The FBI recently announced the arrests of 10 people who had targeted Facebook users with the Yahos malware.
"The FBI said the arrests occurred in Bosnia and Herzegovina, Croatia, Macedonia, New Zealand, Peru, the United Kingdom, and the United States," writes CNET News' Steven Musil.
"The operation is said to have identified international cybercrime rings that used variants of a malware called Yahos," writes Computerworld's John Ribeiro. "The malware infected more than 11 million computers and caused more than $850 million in losses through a Butterfly botnet, which steals computer users' credit card, bank account, and other personal identifiable information, the FBI said in a statement late Tuesday."
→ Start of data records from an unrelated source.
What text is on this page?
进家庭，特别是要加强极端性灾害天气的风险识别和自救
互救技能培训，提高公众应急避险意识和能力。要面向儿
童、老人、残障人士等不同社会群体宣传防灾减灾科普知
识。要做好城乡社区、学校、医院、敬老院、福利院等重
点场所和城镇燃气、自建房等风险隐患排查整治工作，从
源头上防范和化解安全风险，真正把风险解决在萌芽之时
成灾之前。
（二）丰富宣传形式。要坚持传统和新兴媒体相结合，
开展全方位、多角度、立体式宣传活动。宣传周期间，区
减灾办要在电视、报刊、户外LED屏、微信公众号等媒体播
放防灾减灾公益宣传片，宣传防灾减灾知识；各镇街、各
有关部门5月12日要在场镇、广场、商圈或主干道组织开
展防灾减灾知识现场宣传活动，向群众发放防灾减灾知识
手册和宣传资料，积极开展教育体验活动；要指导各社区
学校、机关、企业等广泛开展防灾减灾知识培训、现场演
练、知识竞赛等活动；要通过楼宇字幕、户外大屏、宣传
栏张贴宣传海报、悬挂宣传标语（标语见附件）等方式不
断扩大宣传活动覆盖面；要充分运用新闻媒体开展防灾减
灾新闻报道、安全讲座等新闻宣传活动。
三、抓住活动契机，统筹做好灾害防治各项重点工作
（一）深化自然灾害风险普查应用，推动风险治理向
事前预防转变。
"This is the second major outbreak of botnets based on the Butterfly (aka Mariposa) bot tool," writes Ars Technica's Sean Gallagher. "The first incarnation, discovered in December 2008 and shut down a year later, infected over 12 million PCs worldwide and was spread primarily through file-sharing and instant messaging attacks. It also harvested financial information from over 800,000 victims."
"The FBI did not elaborate on how it arrived at its $850 million theft figure, but that haul easily dwarfs the Eurograbber, which was revealed last week to have stolen about $47 million from European banking customers in the past year," writes CNET News' Steven Musil. "The Yahos spoils also surpass the take by the Zeus botnet crime ring, which infected an estimated 13 million computers with malware to steal more than $100 million."